“I’m sorry. I was… in the basement and didn’t hear it.” I face the breakfast table, stacked with pancakes. With an empty plate in my hand, I have little choice but to be berated and break bread with a demon. I pour a cup of coffee, praying that caffeine can help.
Adrial studies me as I take the seat across from him. I shiver under his stare.
“I hope our gargoyle friend isn’t the exhibit in need of more repair,” he says.
Nausea hits my stomach. “No, it’s… uh, some antique crosses. Water got on them. There’s a leak in the basement pipes.”
He’s still grinning at me when I glance at him, and I drop my eyes to my plate, scared. What can he do to me? My parents? How powerful are demons?
Flashes of the most brutal true crime shows I’ve seen leap through my head. Terrible things that were all done by humans… supposedly. My jaw clenches and my teeth begin to ache.
“With everything going on, I wish Hopkins would come back,” Dad scoffs. “The jewelry shop was broken into last night. Are you sure you want to work today? We could just jump your engine, and you come back home or join me at the shop.”
“I’m not going to open the museum. I need to clean up last night’s mess and call someone about the pipes.”
“You never know what sort of danger lies behind a safe, stony facade,” Adrial warns. “I hear your benefactor has been gone for some time. Where is he? Do you know?”
Shaking my head, I swallow a bite of pancake without chewing, lodging it in my throat. I meet Adrial’s gaze, and his nostrils flare, a little too wide for a man’s. My lip quivers. My brands grow hot. Curling my fingers into my palm, I stop the instinct to run them up my shirt.
Dad sighs. “Keep the doors locked. And keep that mace I gave you close. I want you to call me on the landline every other hour.” He pivots the conversation, and I break Adrial’s hypnotic stare, glaring down at my food instead. His smile lingers in my mind.
I nod mutely. “I will.”
“Do you want me to take a look at the leak?” Adrial offers.
“No!”
My parents shoot me angry glances, and I cram pancake into my mouth.
Throughout the remainder of the meal, Mom kicks my legs no less than five times, clearly disgruntled by my behavior. Oyster never shows. Adrial’s constant attention is the worst of it because, between bites and banter with my parents, he doesn’t take his eyes off me. At least not for long.
Even when he looks at my parents, the pressure of his gaze remains. His wicked grin. From the corner of my eye, it seems to grow wider than his face.
I focus on the old floral wallpaper behind him. As a child, I studied its repeating yellow and green patterns and memorized them. Only these patterns, this house, no longer feels safe.
I need to get out of here, need to get Adrial out of my house and away from my parents.

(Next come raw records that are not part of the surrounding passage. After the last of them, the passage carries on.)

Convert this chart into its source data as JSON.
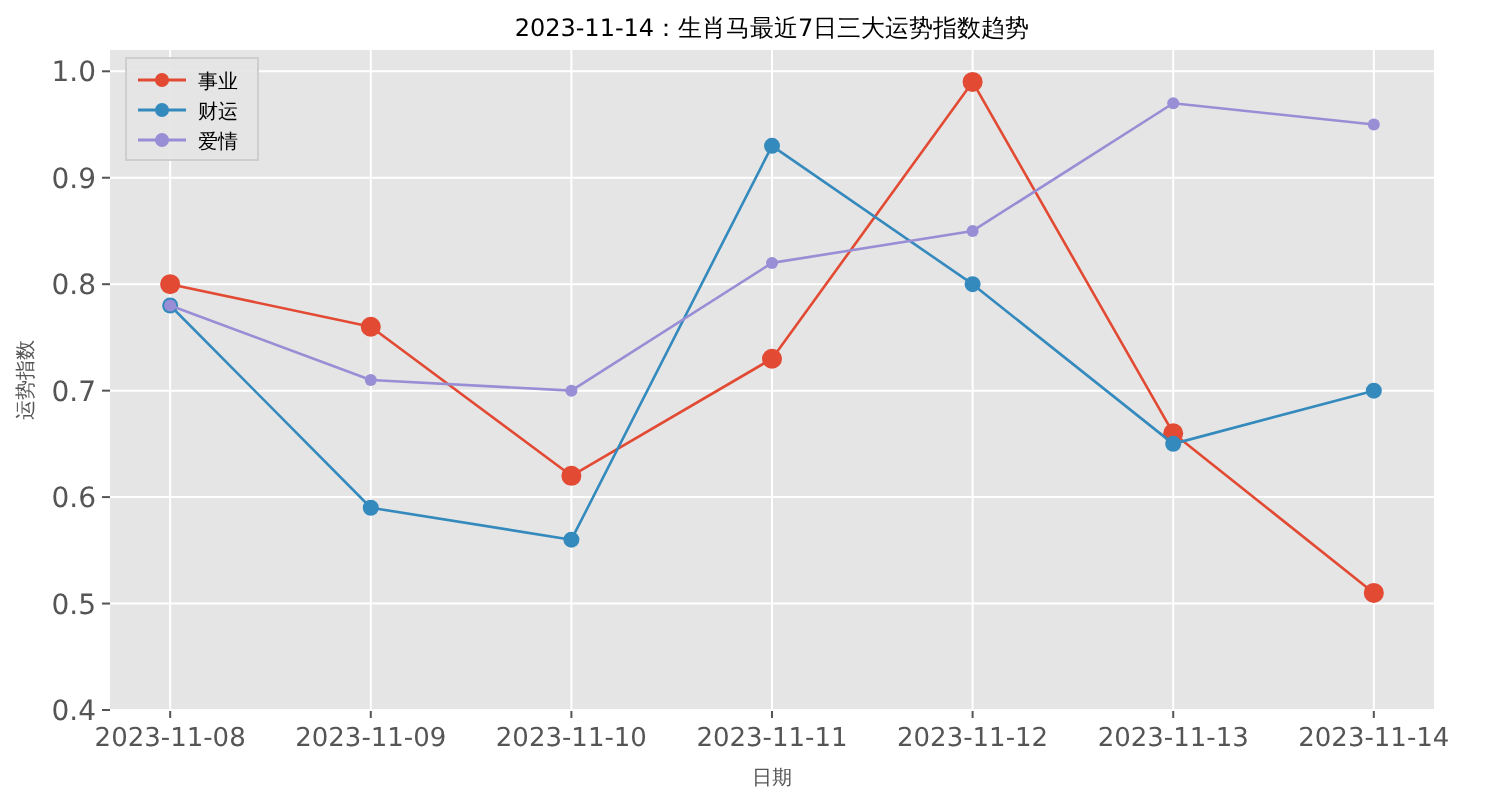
{
  "chart_data": {
    "type": "line",
    "title": "2023-11-14：生肖马最近7日三大运势指数趋势",
    "xlabel": "日期",
    "ylabel": "运势指数",
    "categories": [
      "2023-11-08",
      "2023-11-09",
      "2023-11-10",
      "2023-11-11",
      "2023-11-12",
      "2023-11-13",
      "2023-11-14"
    ],
    "series": [
      {
        "name": "事业",
        "color": "#e24a33",
        "values": [
          0.8,
          0.76,
          0.62,
          0.73,
          0.99,
          0.66,
          0.51
        ]
      },
      {
        "name": "财运",
        "color": "#348abd",
        "values": [
          0.78,
          0.59,
          0.56,
          0.93,
          0.8,
          0.65,
          0.7
        ]
      },
      {
        "name": "爱情",
        "color": "#988ed5",
        "values": [
          0.78,
          0.71,
          0.7,
          0.82,
          0.85,
          0.97,
          0.95
        ]
      }
    ],
    "ylim": [
      0.4,
      1.02
    ],
    "yticks": [
      {
        "value": 0.4,
        "label": "0.4"
      },
      {
        "value": 0.5,
        "label": "0.5"
      },
      {
        "value": 0.6,
        "label": "0.6"
      },
      {
        "value": 0.7,
        "label": "0.7"
      },
      {
        "value": 0.8,
        "label": "0.8"
      },
      {
        "value": 0.9,
        "label": "0.9"
      },
      {
        "value": 1.0,
        "label": "1.0"
      }
    ],
    "grid": true,
    "legend": "top left",
    "marker": "circle",
    "line_style": "solid"
  }
}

My face flushes furiously, and I scrape my plate clean and jerk to my feet, the food like a weight at the pit of my stomach. “Sorry, I forgot, but I need to go to work.Now.There’s a chemical clean I started last night, and if I don’t stop it soon, I’ll damage those crosses.”
My lies are such bullshit—I don’t even believe them.
Dad takes the hint. He squints at me without asking why I’m putting up such an act. I stare back, pleading.
He agrees, taking his plate to the sink. “All right then. I was done anyway.”
Adrial cocks his head, his perfectly groomed hair shifting slightly away from his face. Does he know what I’m thinking? I chew on my lips and stand, pivoting for the front door.
Squeezing the three of us into Dad’s truck is an awkward, uncomfortable effort. I claim the passenger seat, forcing Adrial to crowd his body into the back. When I blast the radio, Dad gives me a long, hard look, but he doesn’t turn the volume down. Grand Funk Railroad’s “Sin’s a Good Man’s Brother” starts to play.
We head to Adrial’s boarding house first. In the daylight, I realize the house doesn’t look inhabitable. The shingles are hanging, and the lawn is brown and overrun with weeds. It’s in desperate need of a new coat of paint, old graffiti marring the side.
He offers to check the museum’s leak one more time—an offer I just as quickly rebuff.
He saunters to the front door and turns around, his smile lodged in place as he gives us a salute.
His mouth forms the words:See you soon, Summer.
When Dad drives away, it’s easier to breathe.